In general, the more cases that are included in the data including people with mild or no symptoms the lower the death rate.

In that sense, case-fatality rates "are more a measure of how much testing and case finding you do," John Edmunds, a professor of infectious-disease modeling at the London School of Hygiene & Tropical Medicine, told Business Insider.

South Korea, which has tested more than 1 million people, far outpaced other countries in early case detection and contact tracing. While US labs waited for weeks for instructions on how to fix faulty test kits in February, South Korea was testing tens of thousands of people.

Limited testing in other countries, like Sweden and the US, make their case counts inaccurately low. In the US, experts think we need to multiply the official confirmed case count by 10 to get an accurate estimate of true infections nationwide.

When countries miss many mild cases, deadly cases seem like a higher proportion of infections than they really are. Countries like the US and Sweden, therefore which have case-fatality rates of 5.7% and 10.3%, respectively could be inflating the global death rate.

"Mortality will spuriously spike when cases are decreasing," William Hanage, an epidemiologist at Harvard's TH Chan School of Public Health, told Business Insider. "The reason is that you are seeing the deaths from when the epidemic was expanding, or at least more intense than it is now, while your total case counts are up to the present."

The fact that death tolls lag behind case counts can briefly create a very high death rate.
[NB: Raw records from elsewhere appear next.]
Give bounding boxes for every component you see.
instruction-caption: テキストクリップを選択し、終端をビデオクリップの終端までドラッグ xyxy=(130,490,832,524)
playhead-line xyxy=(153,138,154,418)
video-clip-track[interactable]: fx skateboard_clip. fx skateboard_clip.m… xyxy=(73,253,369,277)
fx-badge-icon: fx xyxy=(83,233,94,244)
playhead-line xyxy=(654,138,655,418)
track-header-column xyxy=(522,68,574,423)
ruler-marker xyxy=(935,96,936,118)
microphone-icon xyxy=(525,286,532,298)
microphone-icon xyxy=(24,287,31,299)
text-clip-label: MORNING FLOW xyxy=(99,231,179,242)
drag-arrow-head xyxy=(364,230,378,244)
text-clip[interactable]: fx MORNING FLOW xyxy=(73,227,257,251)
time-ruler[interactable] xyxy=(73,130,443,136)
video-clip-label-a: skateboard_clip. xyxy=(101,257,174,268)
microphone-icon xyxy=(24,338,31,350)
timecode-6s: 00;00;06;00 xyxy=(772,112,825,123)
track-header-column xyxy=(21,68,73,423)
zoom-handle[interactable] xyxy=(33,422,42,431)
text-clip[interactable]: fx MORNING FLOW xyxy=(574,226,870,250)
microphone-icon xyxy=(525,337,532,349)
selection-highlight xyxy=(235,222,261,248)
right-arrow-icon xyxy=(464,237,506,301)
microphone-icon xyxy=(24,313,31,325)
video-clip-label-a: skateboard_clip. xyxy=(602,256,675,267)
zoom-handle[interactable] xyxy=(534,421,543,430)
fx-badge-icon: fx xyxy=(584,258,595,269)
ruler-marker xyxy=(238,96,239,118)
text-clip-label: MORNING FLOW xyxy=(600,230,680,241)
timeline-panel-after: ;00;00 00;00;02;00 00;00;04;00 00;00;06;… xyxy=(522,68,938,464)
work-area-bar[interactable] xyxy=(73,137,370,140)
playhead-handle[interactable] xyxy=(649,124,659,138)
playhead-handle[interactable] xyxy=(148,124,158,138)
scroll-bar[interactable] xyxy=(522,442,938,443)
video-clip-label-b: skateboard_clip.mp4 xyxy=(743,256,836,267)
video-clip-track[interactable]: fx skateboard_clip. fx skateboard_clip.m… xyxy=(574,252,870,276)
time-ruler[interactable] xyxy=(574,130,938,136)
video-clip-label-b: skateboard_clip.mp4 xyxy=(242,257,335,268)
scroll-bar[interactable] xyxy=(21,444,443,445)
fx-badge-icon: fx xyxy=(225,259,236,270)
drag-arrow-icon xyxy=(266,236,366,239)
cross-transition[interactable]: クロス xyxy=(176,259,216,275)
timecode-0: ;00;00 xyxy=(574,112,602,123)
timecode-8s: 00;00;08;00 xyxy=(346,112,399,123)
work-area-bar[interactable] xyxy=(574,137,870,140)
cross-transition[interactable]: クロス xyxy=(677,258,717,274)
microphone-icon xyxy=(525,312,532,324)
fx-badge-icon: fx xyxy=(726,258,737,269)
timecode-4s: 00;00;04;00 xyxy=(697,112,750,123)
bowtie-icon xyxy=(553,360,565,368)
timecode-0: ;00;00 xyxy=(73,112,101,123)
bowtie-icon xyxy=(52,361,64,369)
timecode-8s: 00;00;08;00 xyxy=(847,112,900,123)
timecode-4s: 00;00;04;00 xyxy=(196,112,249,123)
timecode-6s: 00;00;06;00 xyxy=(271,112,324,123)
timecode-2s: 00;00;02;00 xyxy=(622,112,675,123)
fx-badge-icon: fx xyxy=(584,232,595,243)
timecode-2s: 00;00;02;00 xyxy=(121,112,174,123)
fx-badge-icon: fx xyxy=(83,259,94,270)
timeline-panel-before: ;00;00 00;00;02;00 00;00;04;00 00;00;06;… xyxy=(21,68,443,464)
That's what seems to have happened in April and May. (And limited testing can magnify that effect.)

That math suggests the virus has killed roughly 1% of the people who tested positive four weeks ago. But again, since that doesn't include many people with mild or asymptomatic cases, the true proportion of people who die after being infected is probably much lower.

That's far lower than what case-fatality rates suggest, but it's still 13 times higher than the death rate of the seasonal flu.